When you have all your products in Shopify you will need to connect all the services that allow transactions, connect your payment gateway to your IMA and link-up any stock control services you use.

Step 3a

You will need to check that your payment gateway is compatible with Shopify, once connected you can run test transactions to ensure everything is working. You should also connect PayPal and Google Checkout to ensure that a good variety of payment options are available to the customer.

Step 3b

If your online payment gateway is not with your existing merchant you will need to contact both companies and enable the connection.

Step 3c

Shopify has an API[3] that allows you to make applications that talk directly to your Shopify database. This is great for things like stock control, when a sale is made online it can directly talk to the bricks and mortar stock levels ensuring re-ordering and fulfilment are accurately controlled.


Merchant Accounts
Payment Gateways

So to re-cap, you will need to set-up a payment gateway, connect this to your new internet merchant service. This will now allow most cards around the globe to go through the checkout and as if by magic the money will land in your bank account. If this is all new, we really can’t express how important it is to read up on the transaction charges, annual rates and set-up fee’s.

Step 4

Package, Address & Post

One of the tricky areas to manage is what to do when you have sold an item, otherwise known as fulfilment. A medium sized business will need to look at how they manage picking tickets, storage for their stock, printing invoices, areas for packaging, who is coming to collect the post and at what time. Calculating P&P can be a bit of a dark art[4], the weight and size of a product can really help with UK shipping – you should look to be as accurate as possible here. International shipping is the really tricky one, if possible work closely with your logistics company to ensure the price you charge the customer is enough. This is a constantly evolving beast for those who grow their online sales. Some even choose to outsource this all to third parties such as Amazon.

Step 5

All done

There is a lot to manage with running an online shop, you will need to make sure there is enough time in the day to keep your eyes on all of this. Don’t forget that you will need to be around to answer the phone and emails to customers. This guide is a rough introduction to some of the starting points to consider, there are plenty of details and intricacies we haven’t covered.

Step 6

Other Important Notes

As consumers we often don’t think much of getting a refund from a retailer, these transactions are called ‘chargebacks’ by the card companies and are monitored very closely. A chargeback is any transaction going from the retailer back to the customer, so this covers fraud, refunds, disputes and more. Retailers must have a very low rate of chargebacks, in some cases this is less than 1% of their annual turn over before they incur fines and charges from their merchant. We urge you to fully research the contracts of the companies you choose to work with.

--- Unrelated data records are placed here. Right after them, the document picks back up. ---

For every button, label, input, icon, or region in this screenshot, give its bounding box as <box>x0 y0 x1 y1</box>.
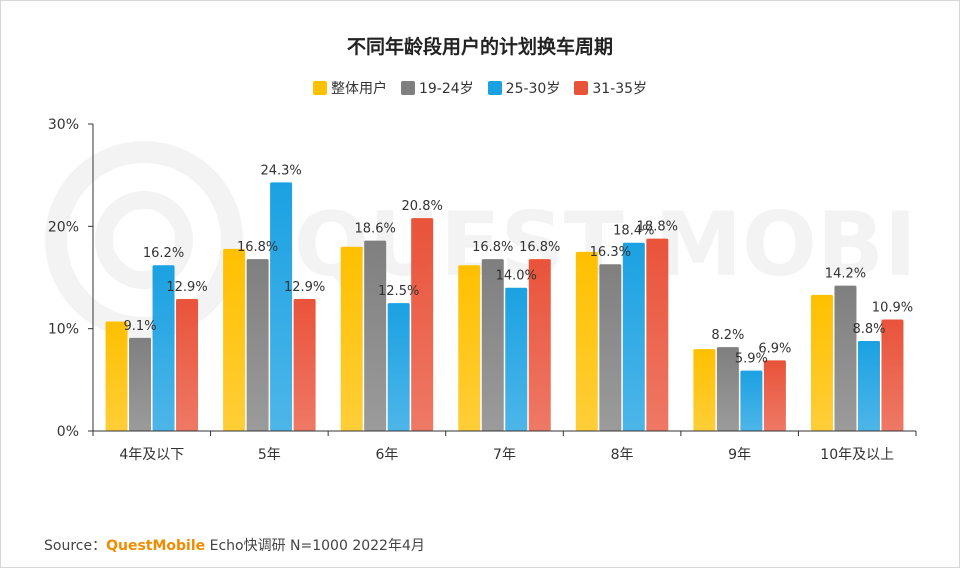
bar <box>387 303 410 431</box>
data-label: 14.0% <box>496 269 537 284</box>
bar <box>246 259 269 431</box>
bar <box>834 285 857 431</box>
data-label: 16.8% <box>472 240 513 255</box>
legend-label: 25-30岁 <box>505 81 561 97</box>
legend-swatch <box>312 81 327 95</box>
y-tick-label: 30% <box>48 117 79 133</box>
data-label: 24.3% <box>260 163 301 178</box>
bar <box>105 321 128 431</box>
bar <box>810 294 833 431</box>
bar <box>528 259 551 431</box>
data-label: 16.2% <box>143 246 184 261</box>
data-label: 18.8% <box>637 220 678 235</box>
data-label: 5.9% <box>735 352 768 367</box>
bar <box>270 182 293 431</box>
x-tick-label: 10年及以上 <box>820 447 894 463</box>
bar <box>716 347 739 431</box>
data-label: 16.8% <box>519 240 560 255</box>
legend-swatch <box>574 81 589 95</box>
bar <box>881 319 904 431</box>
bar <box>693 349 716 431</box>
bar <box>129 337 152 431</box>
bar <box>857 340 880 431</box>
x-tick-label: 7年 <box>493 447 516 463</box>
data-labels: 9.1% 16.2% 12.9% 16.8% 24.3% 12.9% 18.6% 12.5% 2… <box>124 163 914 366</box>
data-label: 6.9% <box>758 341 791 356</box>
legend-item: 整体用户 <box>312 78 387 98</box>
data-label: 12.9% <box>284 280 325 295</box>
x-axis: 4年及以下 5年 6年 7年 8年 9年 10年及以上 <box>92 430 917 463</box>
legend: 整体用户 19-24岁 25-30岁 31-35岁 <box>0 78 960 98</box>
bar <box>293 298 316 431</box>
data-label: 10.9% <box>872 300 913 315</box>
data-label: 14.2% <box>825 267 866 282</box>
bars <box>105 182 904 431</box>
legend-item: 31-35岁 <box>574 78 647 98</box>
bar <box>152 265 175 431</box>
bar <box>364 240 387 431</box>
data-label: 9.1% <box>124 319 157 334</box>
bar <box>575 251 598 431</box>
x-tick-label: 8年 <box>611 447 634 463</box>
y-tick-label: 0% <box>57 424 79 440</box>
source-text: Echo快调研 N=1000 2022年4月 <box>205 538 425 554</box>
data-label: 12.5% <box>378 284 419 299</box>
bar <box>223 248 246 431</box>
data-label: 8.8% <box>852 322 885 337</box>
bar <box>646 238 669 431</box>
x-tick-label: 6年 <box>375 447 398 463</box>
source-note: Source：QuestMobile Echo快调研 N=1000 2022年4… <box>44 535 425 555</box>
data-label: 16.8% <box>237 240 278 255</box>
chart-title: 不同年龄段用户的计划换车周期 <box>346 36 613 58</box>
bar <box>411 218 434 431</box>
x-tick-label: 5年 <box>258 447 281 463</box>
legend-label: 31-35岁 <box>592 81 648 97</box>
bar <box>599 264 622 431</box>
legend-item: 19-24岁 <box>400 78 474 98</box>
x-tick-label: 4年及以下 <box>119 447 184 463</box>
data-label: 8.2% <box>711 328 744 343</box>
data-label: 12.9% <box>166 280 207 295</box>
legend-label: 整体用户 <box>330 81 387 97</box>
y-axis: 0% 10% 20% 30% <box>48 117 94 440</box>
data-label: 18.4% <box>613 224 654 239</box>
legend-label: 19-24岁 <box>418 81 474 97</box>
bar <box>505 287 528 431</box>
bar <box>763 360 786 431</box>
y-tick-label: 10% <box>48 322 79 338</box>
legend-swatch <box>487 81 502 95</box>
bar <box>340 246 363 431</box>
data-label: 18.6% <box>355 222 396 237</box>
source-prefix: Source： <box>44 538 107 554</box>
bar <box>481 259 504 431</box>
data-label: 20.8% <box>402 199 443 214</box>
source-brand: QuestMobile <box>106 538 206 554</box>
data-label: 16.3% <box>590 245 631 260</box>
y-tick-label: 20% <box>48 219 79 235</box>
bar <box>176 298 199 431</box>
bar <box>458 265 481 431</box>
bar <box>740 370 763 431</box>
legend-item: 25-30岁 <box>487 78 561 98</box>
x-tick-label: 9年 <box>728 447 751 463</box>
legend-swatch <box>400 81 415 95</box>
bar <box>622 242 645 431</box>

1. The most suitable online payment gateway may not actually be from your existing merchant. Some merchants offer an all-in-one service that includes a payment gateway and an IMA, however from speaking to online retailers the charges and costs involved are always worth fully investigating first.

2. SKU is a acronym for stock keeping unit, it is a unique code that represents a product or service sold. Really handy when you have long products names with lots of variations such as colour and size.

3. API is a acronym for application programming interface, this is a specification that allows two pieces of software to communicate one another.

4. There is no hard and fast rule of shipping other than to get all the weight and size data you can about an item and align this with the packaging and labour required to put this all together. You will need to calculate savings for multiple goods too. Putting practice combinations through your shop to see how your savings are being applied is the best way to test the rules you have created.